Priya (name changed), 23, was just a nine-year-old when she was first gang raped. “My parents were very poor so they sent me to Kolkata to work as a domestic help. The security guard of a building I used to work in, sexually assaulted me. He got along some of his friends who raped me for months but I was too young and scared to report this case to the police. They used to threaten me. So one day I decided to run away. I thought I’ll return home, only, I had no money and no idea of how to get home,” she said.
“I lost my way and ended up at a market where I spotted an elderly woman. I believed that only men were capable of abusing and manipulating and that a woman would understand my plight and help me. This woman wiped my tears and promised to send me home,” Priya added.
But later she realised that she had been dragged into prostitution and sexual violence. A police raid rescued Sangeeta and sent her to an NGO that helped her complete her graduation. “I studied because I realised that getting an education was my only hope. Now, I hope to get a degree in law and help empower other girls so that they don’t have a life like mine,” Priya said.
Across the nation, lakhs of minors are bought and sold every year, most of them forced into child prostitution. Some are kidnapped, others married off even before they hit puberty, while countless others flee home in an attempt to escape poverty, violence, and repeated sexual and physical abuse, only to be drawn into a more abysmal sinkhole of abuse again. The NCRB data shows that on an average about 4,000 cases of child trafficking are reported each year, however, such cases see a conviction rate of just 14.3%.

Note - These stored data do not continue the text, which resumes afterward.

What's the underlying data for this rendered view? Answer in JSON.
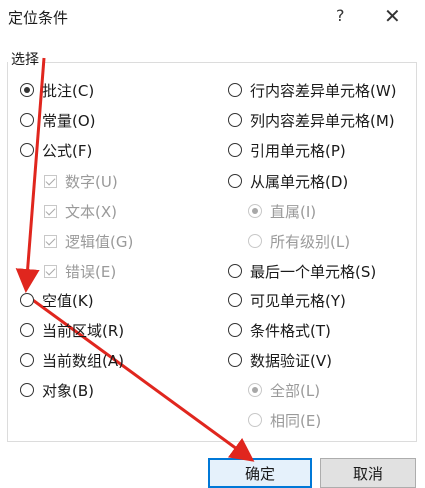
{
  "dialog": {
    "title": "定位条件",
    "help_symbol": "?",
    "close_symbol": "✕",
    "group_label": "选择"
  },
  "left_options": [
    {
      "label": "批注(C)",
      "type": "radio",
      "checked": true,
      "disabled": false
    },
    {
      "label": "常量(O)",
      "type": "radio",
      "checked": false,
      "disabled": false
    },
    {
      "label": "公式(F)",
      "type": "radio",
      "checked": false,
      "disabled": false
    },
    {
      "label": "数字(U)",
      "type": "checkbox",
      "checked": true,
      "disabled": true
    },
    {
      "label": "文本(X)",
      "type": "checkbox",
      "checked": true,
      "disabled": true
    },
    {
      "label": "逻辑值(G)",
      "type": "checkbox",
      "checked": true,
      "disabled": true
    },
    {
      "label": "错误(E)",
      "type": "checkbox",
      "checked": true,
      "disabled": true
    },
    {
      "label": "空值(K)",
      "type": "radio",
      "checked": false,
      "disabled": false
    },
    {
      "label": "当前区域(R)",
      "type": "radio",
      "checked": false,
      "disabled": false
    },
    {
      "label": "当前数组(A)",
      "type": "radio",
      "checked": false,
      "disabled": false
    },
    {
      "label": "对象(B)",
      "type": "radio",
      "checked": false,
      "disabled": false
    }
  ],
  "right_options": [
    {
      "label": "行内容差异单元格(W)",
      "type": "radio",
      "checked": false,
      "disabled": false
    },
    {
      "label": "列内容差异单元格(M)",
      "type": "radio",
      "checked": false,
      "disabled": false
    },
    {
      "label": "引用单元格(P)",
      "type": "radio",
      "checked": false,
      "disabled": false
    },
    {
      "label": "从属单元格(D)",
      "type": "radio",
      "checked": false,
      "disabled": false
    },
    {
      "label": "直属(I)",
      "type": "radio",
      "checked": true,
      "disabled": true
    },
    {
      "label": "所有级别(L)",
      "type": "radio",
      "checked": false,
      "disabled": true
    },
    {
      "label": "最后一个单元格(S)",
      "type": "radio",
      "checked": false,
      "disabled": false
    },
    {
      "label": "可见单元格(Y)",
      "type": "radio",
      "checked": false,
      "disabled": false
    },
    {
      "label": "条件格式(T)",
      "type": "radio",
      "checked": false,
      "disabled": false
    },
    {
      "label": "数据验证(V)",
      "type": "radio",
      "checked": false,
      "disabled": false
    },
    {
      "label": "全部(L)",
      "type": "radio",
      "checked": true,
      "disabled": true
    },
    {
      "label": "相同(E)",
      "type": "radio",
      "checked": false,
      "disabled": true
    }
  ],
  "buttons": {
    "ok_label": "确定",
    "cancel_label": "取消"
  },
  "annotation_color": "#e0261e"
}
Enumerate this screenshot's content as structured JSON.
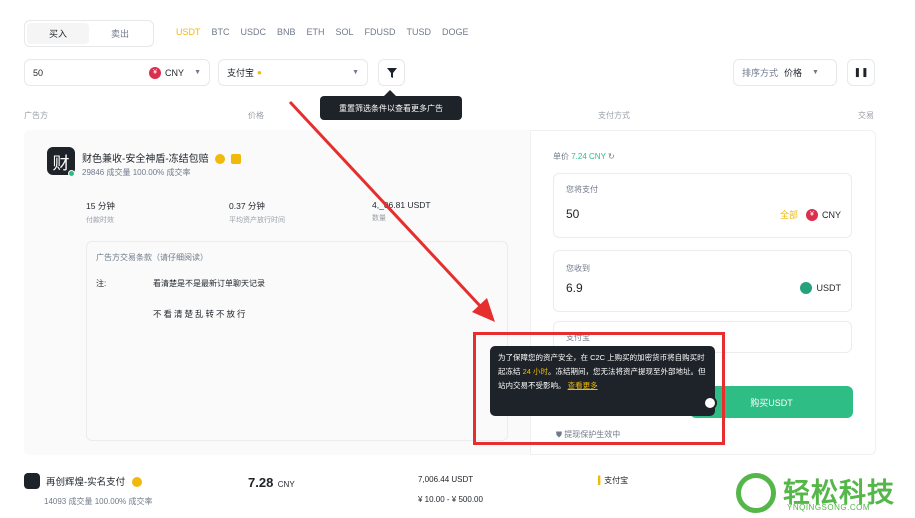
{
  "side_tabs": {
    "buy": "买入",
    "sell": "卖出"
  },
  "coins": [
    "USDT",
    "BTC",
    "USDC",
    "BNB",
    "ETH",
    "SOL",
    "FDUSD",
    "TUSD",
    "DOGE"
  ],
  "filters": {
    "amount": "50",
    "fiat_badge": "¥",
    "fiat": "CNY",
    "payment": "支付宝",
    "sort_label": "排序方式",
    "sort_value": "价格",
    "tooltip": "重置筛选条件以查看更多广告"
  },
  "columns": {
    "advertiser": "广告方",
    "price": "价格",
    "payment": "支付方式",
    "trade": "交易"
  },
  "merchant": {
    "avatar_char": "财",
    "name": "财色兼收-安全神盾-冻结包赔",
    "stats": "29846 成交量   100.00% 成交率",
    "metrics": [
      {
        "value": "15 分钟",
        "label": "付款时效"
      },
      {
        "value": "0.37 分钟",
        "label": "平均资产放行时间"
      },
      {
        "value": "4,_06.81 USDT",
        "label": "数量"
      }
    ],
    "terms_title": "广告方交易条款（请仔细阅读）",
    "terms_note": "注:",
    "terms_line1": "看清楚是不是最新订单聊天记录",
    "terms_line2": "不看清楚乱转不放行"
  },
  "order": {
    "unit_price_label": "单价",
    "unit_price": "7.24 CNY",
    "pay_label": "您将支付",
    "pay_value": "50",
    "all_label": "全部",
    "pay_currency": "CNY",
    "receive_label": "您收到",
    "receive_value": "6.9",
    "receive_currency": "USDT",
    "method_hint": "支付宝",
    "buy_button": "购买USDT",
    "protection": "提现保护生效中"
  },
  "popup": {
    "text1": "为了保障您的资产安全，在 C2C 上购买的加密货币将自购买时起冻结 ",
    "text_hl": "24 小时",
    "text2": "。冻结期间，您无法将资产提现至外部地址。",
    "text3": "但站内交易不受影响。",
    "link": "查看更多"
  },
  "merchant2": {
    "name": "再创辉煌-实名支付",
    "stats": "14093 成交量   100.00% 成交率",
    "price": "7.28",
    "price_unit": "CNY",
    "available": "7,006.44 USDT",
    "limit": "¥ 10.00 - ¥ 500.00",
    "payment": "支付宝"
  },
  "watermark": {
    "cn": "轻松科技",
    "en": "YNQINGSONG.COM"
  },
  "colors": {
    "accent": "#f0b90b",
    "buy": "#2ebd85",
    "highlight": "#e62e2e"
  }
}
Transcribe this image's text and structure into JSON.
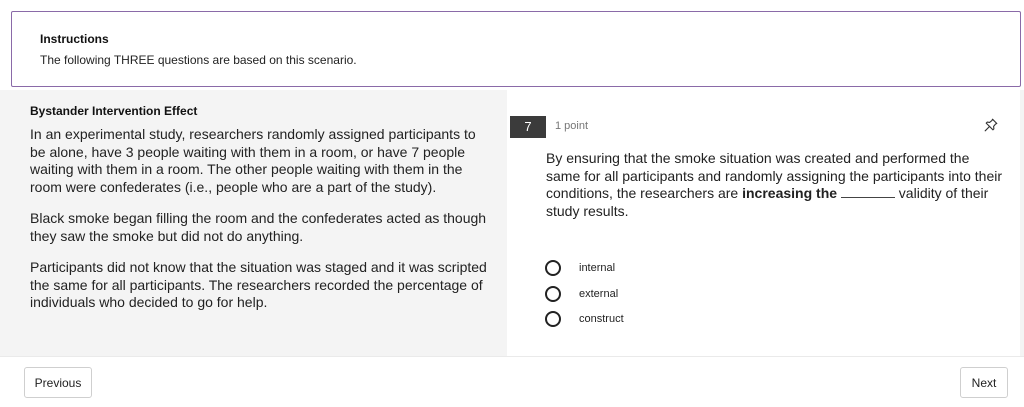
{
  "instructions": {
    "title": "Instructions",
    "text": "The following THREE questions are based on this scenario."
  },
  "scenario": {
    "title": "Bystander Intervention Effect",
    "paragraphs": [
      "In an experimental study, researchers randomly assigned participants to be alone, have 3 people waiting with them in a room, or have 7 people waiting with them in a room. The other people waiting with them in the room were confederates (i.e., people who are a part of the study).",
      "Black smoke  began filling the room and the confederates acted as though they saw the smoke but did not do anything.",
      "Participants did not know that the situation was staged and it was scripted the same for all participants. The researchers recorded the percentage of individuals who decided to go for help."
    ]
  },
  "question": {
    "number": "7",
    "points": "1 point",
    "text_before": "By ensuring that the smoke situation was created and performed the same for all participants and randomly assigning the participants into their conditions, the researchers are ",
    "text_bold": "increasing the",
    "text_after": " validity of their study results.",
    "options": [
      "internal",
      "external",
      "construct"
    ],
    "pin_icon": "pin-icon"
  },
  "nav": {
    "previous_label": "Previous",
    "next_label": "Next"
  }
}
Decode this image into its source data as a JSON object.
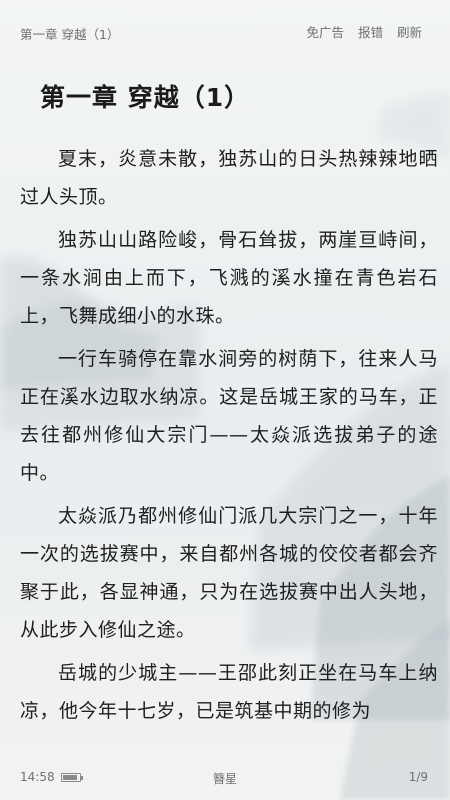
{
  "header": {
    "chapter_short": "第一章 穿越（1）",
    "actions": [
      {
        "label": "免广告"
      },
      {
        "label": "报错"
      },
      {
        "label": "刷新"
      }
    ]
  },
  "chapter": {
    "title": "第一章 穿越（1）",
    "paragraphs": [
      "夏末，炎意未散，独苏山的日头热辣辣地晒过人头顶。",
      "独苏山山路险峻，骨石耸拔，两崖亘峙间，一条水涧由上而下，飞溅的溪水撞在青色岩石上，飞舞成细小的水珠。",
      "一行车骑停在靠水涧旁的树荫下，往来人马正在溪水边取水纳凉。这是岳城王家的马车，正去往都州修仙大宗门——太焱派选拔弟子的途中。",
      "太焱派乃都州修仙门派几大宗门之一，十年一次的选拔赛中，来自都州各城的佼佼者都会齐聚于此，各显神通，只为在选拔赛中出人头地，从此步入修仙之途。",
      "岳城的少城主——王邵此刻正坐在马车上纳凉，他今年十七岁，已是筑基中期的修为"
    ]
  },
  "footer": {
    "time": "14:58",
    "battery_level": 0.85,
    "book_name": "簪星",
    "page": "1/9"
  },
  "colors": {
    "background": "#eef1f2",
    "text": "#1f1f1f",
    "muted": "#6f6f6f"
  }
}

“In our experience, the low conviction record show failure of the prosecution. The public prosecutors have little empathy for victims and are often there not because they are interested, but because it is their job. They often ask insensitive questions. My own case was closed down because I was too young to give the right answers and I could not identify my perpetrators,” said Sujata (name changed), another survivor and a part of ‘School for Justice. “This is why most of us who have decided to study law want to become public prosecutors and fight our own cases,” she said.
Asked if they wish to return home someday, most girls say no. “They married me off when I was barely 14, knowing very well what would happen to me. So, who can I go back to? I know of some girls who tried returning home but their families refused to accept them saying they would bring them a bad name. But perhaps, once I become a lawyer, I could go back just once to ask them why did they do this to me,” said Sujata.